Faize yönelik istinaf isteminin incelenmesinde;
İşletilecek faiz türünün tespitinde, zarara neden olan aracın trafik kaydı ve kaza tarihindeki gerçek kullanım amacının değerlendirilmesi, bu değerlendirme neticesinde aracın kullanım amacının hususi olması durumunda yasal faize, ticari olması ve avans faizi talebi bulunması halinde avans faizine hükmedilmesi gerekmektedir.
Somut olayda; aracın dava dışı … A.Ş. adına kayıtlı olduğu ve kamyon vasfında olduğu ve ticari amaçlı kullanıldığı anlaşılmakla, avans faizine hükmedilmesi de isabetli bulunmuştur.
Buna göre; dosya kapsamına, kararın dayandığı delillerle, yasaya uygun gerektirici nedenler ve ileri sürülen istinaf sebepleri dikkate alındığında mahkeme kararında usul ve esas yönünden yasaya aykırılık bulunmamasına göre; davacı vekilinin ve davalı sigorta vekilinin tüm istinaf sebepleri yerinde görülmediğinden, istinaf başvurularının HMK’nın 353/1-b-1 maddesi gereğince ayrı ayrı esastan reddine karar verilmesi gerekmiş, aşağıdaki hüküm tesis edilmiştir.

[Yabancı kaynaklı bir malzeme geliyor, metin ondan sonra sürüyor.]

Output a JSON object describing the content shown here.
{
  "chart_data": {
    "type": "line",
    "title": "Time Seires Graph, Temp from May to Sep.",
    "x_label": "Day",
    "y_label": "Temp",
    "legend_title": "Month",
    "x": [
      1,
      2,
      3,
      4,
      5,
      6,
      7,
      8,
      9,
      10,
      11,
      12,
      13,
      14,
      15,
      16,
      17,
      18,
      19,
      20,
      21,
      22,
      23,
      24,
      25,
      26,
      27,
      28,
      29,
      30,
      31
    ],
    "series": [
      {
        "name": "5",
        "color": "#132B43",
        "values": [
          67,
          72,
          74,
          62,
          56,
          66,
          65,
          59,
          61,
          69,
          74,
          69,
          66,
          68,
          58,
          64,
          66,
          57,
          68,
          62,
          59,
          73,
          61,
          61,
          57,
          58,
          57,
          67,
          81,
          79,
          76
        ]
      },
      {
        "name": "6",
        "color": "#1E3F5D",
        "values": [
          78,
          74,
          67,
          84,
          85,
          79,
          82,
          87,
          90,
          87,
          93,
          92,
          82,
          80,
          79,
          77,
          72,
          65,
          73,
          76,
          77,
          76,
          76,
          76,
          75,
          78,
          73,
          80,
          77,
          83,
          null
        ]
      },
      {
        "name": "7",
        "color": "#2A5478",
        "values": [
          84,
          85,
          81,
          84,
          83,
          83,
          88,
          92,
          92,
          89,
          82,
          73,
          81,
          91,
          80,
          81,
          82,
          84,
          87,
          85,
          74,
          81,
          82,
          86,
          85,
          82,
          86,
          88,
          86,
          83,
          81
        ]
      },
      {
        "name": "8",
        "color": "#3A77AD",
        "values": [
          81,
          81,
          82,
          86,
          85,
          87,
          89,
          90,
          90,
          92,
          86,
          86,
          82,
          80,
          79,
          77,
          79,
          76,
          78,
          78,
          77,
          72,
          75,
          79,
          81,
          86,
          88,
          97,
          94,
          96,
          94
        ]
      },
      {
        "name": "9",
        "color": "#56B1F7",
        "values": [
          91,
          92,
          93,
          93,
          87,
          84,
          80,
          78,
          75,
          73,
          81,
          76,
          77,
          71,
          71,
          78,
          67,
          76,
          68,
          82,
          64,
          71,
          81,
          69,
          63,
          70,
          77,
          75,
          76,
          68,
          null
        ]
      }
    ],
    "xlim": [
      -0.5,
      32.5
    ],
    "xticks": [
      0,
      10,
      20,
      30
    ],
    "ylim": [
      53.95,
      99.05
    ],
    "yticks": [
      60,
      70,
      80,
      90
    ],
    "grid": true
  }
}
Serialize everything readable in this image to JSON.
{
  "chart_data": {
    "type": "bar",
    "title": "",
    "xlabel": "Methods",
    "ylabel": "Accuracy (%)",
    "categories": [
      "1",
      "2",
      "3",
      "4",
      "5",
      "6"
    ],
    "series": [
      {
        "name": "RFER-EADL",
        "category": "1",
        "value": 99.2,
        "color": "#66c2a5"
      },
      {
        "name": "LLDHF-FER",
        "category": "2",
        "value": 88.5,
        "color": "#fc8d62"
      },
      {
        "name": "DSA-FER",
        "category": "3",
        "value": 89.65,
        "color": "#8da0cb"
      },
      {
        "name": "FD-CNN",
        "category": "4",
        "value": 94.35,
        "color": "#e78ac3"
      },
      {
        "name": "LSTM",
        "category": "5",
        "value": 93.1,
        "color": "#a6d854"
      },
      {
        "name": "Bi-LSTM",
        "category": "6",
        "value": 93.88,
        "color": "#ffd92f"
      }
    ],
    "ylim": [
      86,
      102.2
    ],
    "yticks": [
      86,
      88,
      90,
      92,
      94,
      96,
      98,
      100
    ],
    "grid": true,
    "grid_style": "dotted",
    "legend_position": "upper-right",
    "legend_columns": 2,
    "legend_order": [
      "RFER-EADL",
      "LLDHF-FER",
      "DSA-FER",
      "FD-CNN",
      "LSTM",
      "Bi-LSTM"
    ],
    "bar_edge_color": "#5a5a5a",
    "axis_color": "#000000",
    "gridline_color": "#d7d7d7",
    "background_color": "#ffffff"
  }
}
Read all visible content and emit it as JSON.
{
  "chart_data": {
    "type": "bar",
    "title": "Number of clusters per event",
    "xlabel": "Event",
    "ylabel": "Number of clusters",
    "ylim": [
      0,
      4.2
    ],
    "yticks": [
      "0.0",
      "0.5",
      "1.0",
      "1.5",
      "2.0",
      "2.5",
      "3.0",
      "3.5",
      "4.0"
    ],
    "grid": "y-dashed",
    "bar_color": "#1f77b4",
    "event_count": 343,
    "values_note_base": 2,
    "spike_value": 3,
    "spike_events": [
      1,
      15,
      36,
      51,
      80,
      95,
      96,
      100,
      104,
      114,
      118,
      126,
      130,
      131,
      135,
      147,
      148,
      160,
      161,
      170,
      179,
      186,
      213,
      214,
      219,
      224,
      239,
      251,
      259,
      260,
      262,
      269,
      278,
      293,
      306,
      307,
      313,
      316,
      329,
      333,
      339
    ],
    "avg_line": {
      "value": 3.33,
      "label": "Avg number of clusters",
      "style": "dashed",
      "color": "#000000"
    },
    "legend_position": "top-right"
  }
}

HÜKÜM : Gerekçesi yukarıda izah edildiği üzere;
1-Davacı vekilinin ve davalı sigorta vekilinin yerel mahkeme kararına yönelik istinaf başvurusunun 6100 Sayılı HMK’nın 353/1-b-1 maddesi gereğince ayrı ayrı ESASTAN REDDİNE,
2-Davacı tarafından yatırılması gereken 179,90 TL maktu istinaf karar ve ilam harcından, peşin alınan 54,40 TL’nin mahsubu ile bakiye 125,5 TL harcın davacıdan tahsili ile Hazineye irat kaydına, davalı sigorta şirketi tarafından yatırılması gereken 11.127,58 TL istinaf karar ve ilam harcından, peşin alınan 2.836,40 TL’nin mahsubu ile bakiye 8.291,18 TL harcın bu davalıdan tahsili ile Hazineye irat kaydına,
3-İstinaf eden taraflarca yapılan istinaf yargılama giderlerinin kendi üzerlerinde bırakılmasına,
4-Kararın taraflara usulüne uygun şekilde tebliğine,
5-HMK’nın 333. maddesi gereğince kullanılmayan istinaf gider avansının karar kesinleştiğinde yatırana iadesine,
Dair, duruşma açılmadan dosya üzerinde yapılan inceleme sonunda, HMK.nın 361/1 maddesi uyarınca kararın usulen tebliğinden itibaren 2 hafta içerisinde TEMYİZ YOLU AÇIK olmak üzere 08/02/2023 tarihinde oy birliği ile karar verildi.

Başkan
Üye
Üye
Katip

* Bu belge, 5070 sayılı Kanun hükümleri gereğince elektronik imza ile imzalanmıştır.